今は副業ではなく「複業」と書く話。仕事の軸が複数あると困らないよねという話が続いた。

サイドビジネスの重要性を次々と説く面倒。どうしたどうした。

 

 

 

彼の放った一言は人を恐怖の海へと駆り立てた。

 


「アムウェイって知ってる?」

 

 


全身に稲妻が走った。

人はとんでもない目に遭った時は笑えてしまうものだ。

刺激してはいけないので顔には出さないが、腹の底では笑えて仕方なかった。

というよりこの後笑い話にするしかないと思った。そうじゃないとやってられない。

 

 

覚えている範囲で受けた説明を羅列していく。

 

・Amwayはアメリカの企業で広告を一切打たず、人々の口コミで広まった。

・日本支部は渋谷に拠点がある(田園都市線で一本やな)

・日用品が主な製品で、サプリメントや美容品でもユーザーの高い支持を得ている。

・会員は人々に紹介をしていくことでポイントが還元され、多くの人に紹介するほど

 多くのポイントを得ることができる。(こないだの球技大会20人はいたよ。)

・某プロ野球選手や某テニス選手、

 某お騒がせタレントがAmwayの主催パーティに参加している。

 (みんな胡散臭い噂を聞いたことがある人ばかりでうらやましくない)

 

 

このあとやけにタイミングよく同居人が帰宅し、商品比較実験が始まった。

「市販の●●と違って汚れがよく落ちるよ!」確かにそうだった。

「水道水はそのままだと危ないから浄水器を通すといいよ!」この出された水もそうなのか。

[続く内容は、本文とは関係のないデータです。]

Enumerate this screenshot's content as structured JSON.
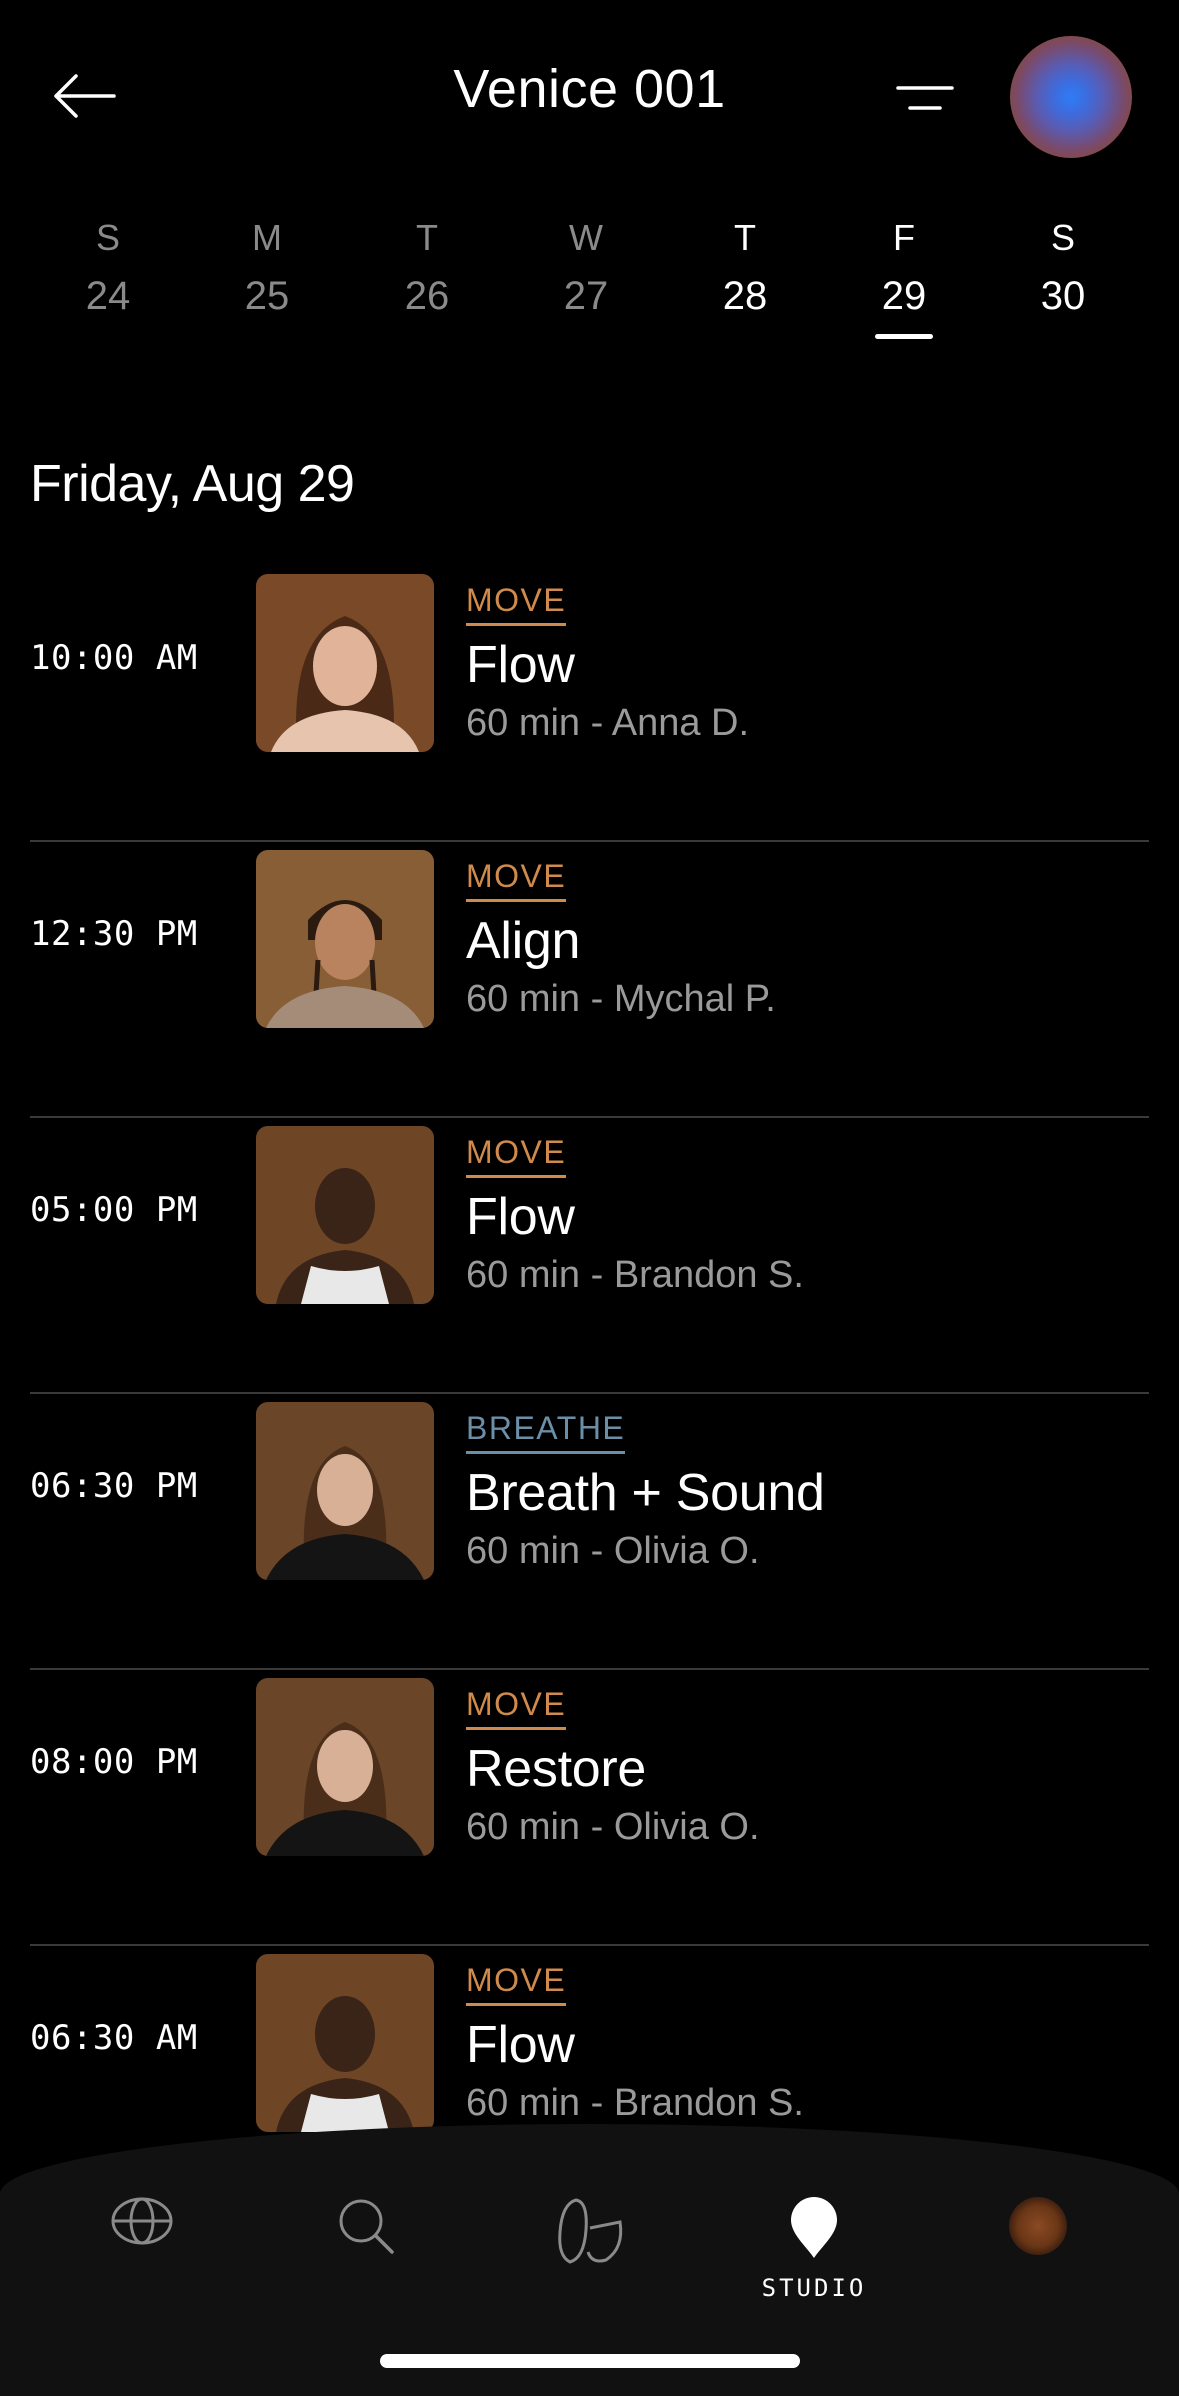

「空気清浄機はコロナウィルスにも効果がある!」確かにみんなノーマスクだ。

 

適切な相槌を打ち、感動しているように芝居を打つしかなかった。

蜂と同じで、過剰反応して刺激を与えてはいけない。

 

 

さらに、昔日テレで良く見た女芸人(の無理矢理若作りした版)

みたいな風貌の人がやけにタイミングよくやってきて美容品の紹介を始めた。

今記憶を辿ればあの初夜のパーリーにいた人かもしれない。

 

何歳に見える?知らねえよ。いい年こいて何やってんだこの人。

私も昔怪しいと思ってたんだけど、じゃねえよ。今も怪しいやんけ。

 

これがお前らのやり方か~!
 

 

長く一方的な説明からようやく解放され、風呂に入った。

時計はてっぺんを迎えてから長針が更に2周していた。

 

もちろん風呂もフルコース。

入浴剤、洗顔・シャンプー・ヘアトリートメントに至るまでAmerican Way。

ご丁寧に風呂場にまで浄水器があった。

 

 

私は風呂場でこの伝説の地を「アムウェイハウス」と命名した。

語呂が良いしシェアハピできそうだ。

 

 

風呂から出てきた後も美容品三昧。

クレンジング、導入液、化粧水、コットンパック、乳液とされるがまま。

ご丁寧にありがとうございます。

 

傍らで呑気そうな奴(体験組?)と大肌荒れが美容品を試していた。

私も傍から見たらこいつらと同じように緊張感の無い奴に映っているんだろうな。

 

 

呑気と大肌荒れは泊まりに来ていたようで、和室で仲良く川の字になって寝た。

和室ではうるせえ空気清浄機が暴れていてイライラした。


翌日は真打が登場し、更に詳しい話をすると聞いていたので怖くて仕方がなかった。

契約書を書かざるを得ない環境になりそうだ。

 

そんなこんなで3時間くらいしか寝れなかった。

しかし中途半端な時間に目覚めたのが功を奏した。

 

 

隣では呑気と大肌荒れがぐっすり眠っている。

ダイニングルームにはさすがに誰もいない。

シェアハウスの住人たちは個室に籠って寝ている。

 

 

何とも言えない静けさが広がっていた。抜き足差し足忍び足。

どーきどきどきどきどきどきどきどき。

私は大逃げを打った。左回りのカーブを回り溝の口から南武線に突入した。

欅(府中本町)を通過し、影も踏ませぬ逃げ切り勝ちを収めた。

 

幸いサイレントハンターは不在だった。逃走成功。

賞金は無し。一生モノの土産話のみ。

 

 

男達はグランドラインを目指し夢を追い続ける。

世はまさに大後悔時代。

 

 

これだけは覚えておいて欲しい。

無償の親切なんて存在しない。人の行動には必ず理由がある。

 

「食事会」「子供の頃の遊び」「夢シート」「シェアハウス」の組み合わせはアウト。

 

③この類の人たちは某海賊漫画を例に説明しがち。

その方が万人に分かって貰えるのだろうか。

某大正漫画にすればさらに食いつきがよくなりそうだが。

 

 

ちなみにマッチングアプリ代は3か月で1万円くらい。

高い勉強代だったが、早速その日に会った友達への丁度いい土産ができた。


寝る前に先に試供品を貰っていたのだ。